« On ne peut pas se contenter de pointer la fatalité »
Éric Ciotti, rapporteur de la commission d’enquête sur la gestion de l’épidémie
La commission d’enquête sur « l’impact, la gestion et les conséquences dans toutes ses dimensions de l’épidémie de coronavirus », qui succède à ce qui n’était jusqu’ici qu’une simple mission d’information, a été installée hier à l’Assemblée nationale. Pendant six mois, elle passera au crible la stratégie sanitaire du gouvernement. C’est la présidente LREM de la commission des Affaires sociales, Brigitte Bourguignon, qui la dirige, le député LR des Alpes-Maritimes Éric Ciotti en étant le rapporteur.
Que répondez-vous à ceux qui disent que chacun a bien perçu ce qui a dysfonctionné et se demandent à quoi va servir une commission d’enquête ?
Les Français ont droit à la vérité sur ce qui a conduit à un désastre sanitaire dans notre pays : 29 000 morts, une chute économique inédite avec une destruction annoncée de 11 % de la richesse nationale et des millions de chômeurs à la clé. Cette situation dramatique exige qu’on fasse toute la lumière sur les failles, voire les fautes, qui en sont à l’origine. On ne peut pas sortir de cette crise en se contentant de pointer la fatalité. Nous avons besoin de réponses, non pour instruire un procès, mais pour faire en sorte que si une situation analogue venait à se reproduire, notre pays soit mieux armé pour y faire face. Par rapport au sentiment que nous avions de disposer du meilleur système de santé au monde, nous avons découvert, à chaque étape de la crise, que nous n’étions à l’abri de rien : défaut de protections pour nos soignants, pénurie de masques, absence de tests, capacités hospitalières trop faibles en réanimation, gestion calamiteuse des Ehpad, liberté de prescription des médecins de ville entravée... Toutes ces questions appellent des réponses transparentes.
Quelles sont les investigations que va mener la commission ?

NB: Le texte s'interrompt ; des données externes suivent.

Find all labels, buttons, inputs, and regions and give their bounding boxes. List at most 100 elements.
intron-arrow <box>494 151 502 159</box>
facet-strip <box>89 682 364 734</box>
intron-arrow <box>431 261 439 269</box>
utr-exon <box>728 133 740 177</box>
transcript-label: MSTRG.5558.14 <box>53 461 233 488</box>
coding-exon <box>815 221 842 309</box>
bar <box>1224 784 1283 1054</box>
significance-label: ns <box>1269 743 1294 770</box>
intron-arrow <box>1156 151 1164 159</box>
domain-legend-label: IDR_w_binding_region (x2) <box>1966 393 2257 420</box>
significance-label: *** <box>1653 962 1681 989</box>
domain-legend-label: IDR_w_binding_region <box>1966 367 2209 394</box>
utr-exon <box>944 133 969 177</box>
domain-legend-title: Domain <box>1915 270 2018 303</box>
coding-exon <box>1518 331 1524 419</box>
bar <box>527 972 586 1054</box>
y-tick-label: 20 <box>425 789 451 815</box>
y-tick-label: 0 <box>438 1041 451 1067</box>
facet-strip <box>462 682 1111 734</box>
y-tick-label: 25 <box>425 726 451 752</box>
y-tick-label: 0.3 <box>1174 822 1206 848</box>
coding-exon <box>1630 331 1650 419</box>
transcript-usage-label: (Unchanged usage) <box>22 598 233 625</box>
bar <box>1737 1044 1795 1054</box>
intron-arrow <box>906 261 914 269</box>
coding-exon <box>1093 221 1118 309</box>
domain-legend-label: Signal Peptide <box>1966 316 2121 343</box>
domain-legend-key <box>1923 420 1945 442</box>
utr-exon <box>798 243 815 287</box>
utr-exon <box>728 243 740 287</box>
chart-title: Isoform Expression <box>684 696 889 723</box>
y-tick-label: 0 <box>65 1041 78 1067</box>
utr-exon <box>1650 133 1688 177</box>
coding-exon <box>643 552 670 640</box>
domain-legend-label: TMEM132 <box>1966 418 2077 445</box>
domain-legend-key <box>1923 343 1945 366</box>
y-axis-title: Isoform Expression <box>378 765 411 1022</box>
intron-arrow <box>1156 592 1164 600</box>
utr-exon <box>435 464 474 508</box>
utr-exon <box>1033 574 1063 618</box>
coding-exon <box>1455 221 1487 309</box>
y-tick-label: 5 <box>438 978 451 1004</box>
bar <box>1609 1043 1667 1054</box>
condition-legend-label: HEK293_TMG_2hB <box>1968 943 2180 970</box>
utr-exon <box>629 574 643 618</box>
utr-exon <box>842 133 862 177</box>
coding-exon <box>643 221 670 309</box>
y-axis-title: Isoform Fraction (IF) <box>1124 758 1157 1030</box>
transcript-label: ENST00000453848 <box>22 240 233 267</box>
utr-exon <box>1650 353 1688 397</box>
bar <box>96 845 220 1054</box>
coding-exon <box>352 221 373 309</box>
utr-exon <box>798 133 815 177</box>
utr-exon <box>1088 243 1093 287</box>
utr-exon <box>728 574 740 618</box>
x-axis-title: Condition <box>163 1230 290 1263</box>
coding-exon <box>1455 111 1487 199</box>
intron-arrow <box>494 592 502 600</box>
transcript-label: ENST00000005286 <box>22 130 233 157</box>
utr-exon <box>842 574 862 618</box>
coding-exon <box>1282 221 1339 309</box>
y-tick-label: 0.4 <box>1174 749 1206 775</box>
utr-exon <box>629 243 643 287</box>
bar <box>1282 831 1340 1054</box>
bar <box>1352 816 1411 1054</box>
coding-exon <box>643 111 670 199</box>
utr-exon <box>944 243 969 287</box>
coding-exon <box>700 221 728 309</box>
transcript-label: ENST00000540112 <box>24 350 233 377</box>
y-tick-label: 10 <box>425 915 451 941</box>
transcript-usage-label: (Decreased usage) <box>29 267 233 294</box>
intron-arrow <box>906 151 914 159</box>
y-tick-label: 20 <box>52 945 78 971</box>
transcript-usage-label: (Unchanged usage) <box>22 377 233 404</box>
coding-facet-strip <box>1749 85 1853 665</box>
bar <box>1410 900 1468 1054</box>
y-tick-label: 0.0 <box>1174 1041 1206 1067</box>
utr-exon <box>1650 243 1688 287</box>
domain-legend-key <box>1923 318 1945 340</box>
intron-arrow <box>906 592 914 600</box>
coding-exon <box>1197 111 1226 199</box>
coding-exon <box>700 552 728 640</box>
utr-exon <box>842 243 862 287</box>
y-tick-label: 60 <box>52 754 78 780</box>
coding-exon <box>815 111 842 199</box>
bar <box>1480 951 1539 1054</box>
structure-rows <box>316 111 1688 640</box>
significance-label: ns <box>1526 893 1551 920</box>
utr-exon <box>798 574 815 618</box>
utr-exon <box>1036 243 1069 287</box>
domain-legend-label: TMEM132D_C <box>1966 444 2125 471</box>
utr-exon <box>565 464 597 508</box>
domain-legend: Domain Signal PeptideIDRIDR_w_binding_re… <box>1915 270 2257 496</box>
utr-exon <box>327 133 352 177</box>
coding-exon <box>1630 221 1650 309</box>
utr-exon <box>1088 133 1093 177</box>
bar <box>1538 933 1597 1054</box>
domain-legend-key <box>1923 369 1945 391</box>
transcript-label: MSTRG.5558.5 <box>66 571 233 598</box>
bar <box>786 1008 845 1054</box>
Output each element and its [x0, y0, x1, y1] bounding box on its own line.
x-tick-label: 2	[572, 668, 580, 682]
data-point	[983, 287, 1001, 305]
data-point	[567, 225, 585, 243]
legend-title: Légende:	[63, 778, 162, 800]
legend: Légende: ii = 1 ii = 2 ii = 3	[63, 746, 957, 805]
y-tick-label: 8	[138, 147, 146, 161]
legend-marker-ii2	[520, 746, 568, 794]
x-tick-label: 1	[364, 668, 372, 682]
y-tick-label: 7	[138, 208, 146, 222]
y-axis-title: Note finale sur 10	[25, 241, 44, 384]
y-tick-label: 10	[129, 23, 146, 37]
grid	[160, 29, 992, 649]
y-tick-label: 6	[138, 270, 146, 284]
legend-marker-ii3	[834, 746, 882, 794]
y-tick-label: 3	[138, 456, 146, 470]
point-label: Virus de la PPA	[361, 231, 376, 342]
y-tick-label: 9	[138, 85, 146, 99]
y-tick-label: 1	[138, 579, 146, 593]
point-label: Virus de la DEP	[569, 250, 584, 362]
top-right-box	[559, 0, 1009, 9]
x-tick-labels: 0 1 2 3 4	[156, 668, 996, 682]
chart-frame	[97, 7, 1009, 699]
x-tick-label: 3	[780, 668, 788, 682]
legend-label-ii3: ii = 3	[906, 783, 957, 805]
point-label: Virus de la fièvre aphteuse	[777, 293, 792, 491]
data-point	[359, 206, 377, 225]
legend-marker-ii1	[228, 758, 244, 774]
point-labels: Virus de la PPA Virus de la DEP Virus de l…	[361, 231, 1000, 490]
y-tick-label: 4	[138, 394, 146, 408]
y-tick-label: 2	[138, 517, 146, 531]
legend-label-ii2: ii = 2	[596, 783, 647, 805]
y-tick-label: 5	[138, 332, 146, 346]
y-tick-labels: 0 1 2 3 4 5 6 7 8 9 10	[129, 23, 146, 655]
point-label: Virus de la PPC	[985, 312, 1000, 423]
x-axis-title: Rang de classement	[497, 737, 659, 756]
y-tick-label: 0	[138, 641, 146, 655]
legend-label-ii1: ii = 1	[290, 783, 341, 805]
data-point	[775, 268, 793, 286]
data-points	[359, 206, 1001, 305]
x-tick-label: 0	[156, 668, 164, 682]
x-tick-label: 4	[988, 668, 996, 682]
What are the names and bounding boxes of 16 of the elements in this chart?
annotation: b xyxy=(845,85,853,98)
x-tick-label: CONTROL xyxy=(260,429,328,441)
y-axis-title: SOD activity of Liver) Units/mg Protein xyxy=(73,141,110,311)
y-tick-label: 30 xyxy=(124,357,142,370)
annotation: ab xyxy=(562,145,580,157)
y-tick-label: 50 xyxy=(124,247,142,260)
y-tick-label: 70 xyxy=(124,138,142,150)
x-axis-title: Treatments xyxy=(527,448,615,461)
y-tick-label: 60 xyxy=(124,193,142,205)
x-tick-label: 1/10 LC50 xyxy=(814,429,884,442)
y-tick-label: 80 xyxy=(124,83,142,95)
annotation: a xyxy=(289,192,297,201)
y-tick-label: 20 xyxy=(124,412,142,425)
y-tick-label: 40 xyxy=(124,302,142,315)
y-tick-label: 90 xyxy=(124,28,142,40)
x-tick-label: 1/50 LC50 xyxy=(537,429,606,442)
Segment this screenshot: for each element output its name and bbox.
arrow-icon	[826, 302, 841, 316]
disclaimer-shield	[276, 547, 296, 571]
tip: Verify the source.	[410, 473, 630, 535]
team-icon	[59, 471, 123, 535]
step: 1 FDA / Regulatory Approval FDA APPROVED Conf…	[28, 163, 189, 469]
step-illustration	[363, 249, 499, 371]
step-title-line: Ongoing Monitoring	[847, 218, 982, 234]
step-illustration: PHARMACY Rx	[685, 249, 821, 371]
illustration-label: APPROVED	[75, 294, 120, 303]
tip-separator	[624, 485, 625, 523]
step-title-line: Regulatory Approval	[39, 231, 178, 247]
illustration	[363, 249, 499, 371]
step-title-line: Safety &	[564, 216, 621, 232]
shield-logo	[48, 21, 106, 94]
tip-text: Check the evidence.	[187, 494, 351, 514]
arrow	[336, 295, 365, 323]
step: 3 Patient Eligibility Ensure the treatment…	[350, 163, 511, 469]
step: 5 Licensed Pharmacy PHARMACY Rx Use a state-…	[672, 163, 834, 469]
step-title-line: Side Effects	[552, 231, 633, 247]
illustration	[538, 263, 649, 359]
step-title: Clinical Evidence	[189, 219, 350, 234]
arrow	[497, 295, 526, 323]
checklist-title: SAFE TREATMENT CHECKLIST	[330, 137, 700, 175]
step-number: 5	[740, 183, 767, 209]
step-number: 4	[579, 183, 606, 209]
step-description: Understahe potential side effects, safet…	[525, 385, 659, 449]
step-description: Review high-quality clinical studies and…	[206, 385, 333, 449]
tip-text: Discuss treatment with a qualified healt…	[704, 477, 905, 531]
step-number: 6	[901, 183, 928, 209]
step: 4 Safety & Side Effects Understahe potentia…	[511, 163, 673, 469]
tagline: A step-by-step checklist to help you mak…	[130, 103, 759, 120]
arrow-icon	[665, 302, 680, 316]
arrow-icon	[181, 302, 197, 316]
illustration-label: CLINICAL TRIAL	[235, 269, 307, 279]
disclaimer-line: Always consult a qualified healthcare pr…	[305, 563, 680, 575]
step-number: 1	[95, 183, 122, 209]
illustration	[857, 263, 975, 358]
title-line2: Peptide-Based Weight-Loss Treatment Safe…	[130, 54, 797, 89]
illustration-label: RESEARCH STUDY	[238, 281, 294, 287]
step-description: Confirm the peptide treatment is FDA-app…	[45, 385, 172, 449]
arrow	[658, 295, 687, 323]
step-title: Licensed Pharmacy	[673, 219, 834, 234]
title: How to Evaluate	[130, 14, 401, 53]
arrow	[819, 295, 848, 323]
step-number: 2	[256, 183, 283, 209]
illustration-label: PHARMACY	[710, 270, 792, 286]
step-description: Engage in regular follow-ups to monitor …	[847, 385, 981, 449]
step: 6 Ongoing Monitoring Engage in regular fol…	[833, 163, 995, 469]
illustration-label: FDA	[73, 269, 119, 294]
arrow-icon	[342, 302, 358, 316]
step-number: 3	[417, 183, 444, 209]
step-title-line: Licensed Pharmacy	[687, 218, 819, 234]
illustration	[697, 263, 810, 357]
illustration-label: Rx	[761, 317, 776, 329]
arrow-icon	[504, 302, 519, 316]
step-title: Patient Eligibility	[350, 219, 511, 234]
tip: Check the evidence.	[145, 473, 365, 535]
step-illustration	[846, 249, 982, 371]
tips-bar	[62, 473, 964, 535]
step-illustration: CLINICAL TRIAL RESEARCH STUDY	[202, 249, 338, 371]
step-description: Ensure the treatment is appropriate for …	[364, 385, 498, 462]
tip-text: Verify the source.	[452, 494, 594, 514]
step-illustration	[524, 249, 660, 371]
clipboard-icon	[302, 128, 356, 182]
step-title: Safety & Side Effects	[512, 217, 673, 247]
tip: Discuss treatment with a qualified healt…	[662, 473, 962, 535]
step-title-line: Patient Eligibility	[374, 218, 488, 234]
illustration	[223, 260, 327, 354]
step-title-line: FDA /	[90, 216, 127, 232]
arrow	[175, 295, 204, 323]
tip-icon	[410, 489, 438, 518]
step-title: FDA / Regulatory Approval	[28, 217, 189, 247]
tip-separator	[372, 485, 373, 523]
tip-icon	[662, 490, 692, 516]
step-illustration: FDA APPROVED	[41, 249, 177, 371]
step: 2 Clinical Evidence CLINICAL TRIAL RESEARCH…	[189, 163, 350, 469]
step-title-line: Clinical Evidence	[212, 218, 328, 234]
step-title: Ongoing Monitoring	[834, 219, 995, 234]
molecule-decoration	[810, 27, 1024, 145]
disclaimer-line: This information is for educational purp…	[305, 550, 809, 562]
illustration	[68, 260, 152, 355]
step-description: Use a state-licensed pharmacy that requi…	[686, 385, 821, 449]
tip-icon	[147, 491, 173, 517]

Il faut, par exemple, éclaircir pourquoi nous sommes passés d’un milliard 700 millions de masques en 2010 à 100 millions au début de la crise. Ensuite, est-ce que si nous avions eu des tests, des masques et les capacités hospitalières suffisantes, nous aurions pu éviter le confinement ? Je ne le remets pas en cause puisque nous n’avions que cet outil. Mais il a mis notre économie à genoux. Si, à l’automne, nous sommes confrontés à une seconde vague ou à un autre virus, faudra-t-il réitérer le confinement ou gérer autrement ? Cette commission a, au fond, pour mission de nous donner les capacités de gérer une crise similaire de manière différente, en évitant de rééditer le même fiasco et le même degré d’impréparation, au-delà de savoir qui a été responsable de quoi.
Le Sénat aura aussi sa commission d’enquête. Ça fait beaucoup…
Les deux chambres ont leur identité, c’est le principe même du bicamérisme. Il est assez classique que les deux assemblées se saisissent d’un sujet aussi essentiel. J’espère qu’on travaillera de façon très complémentaire.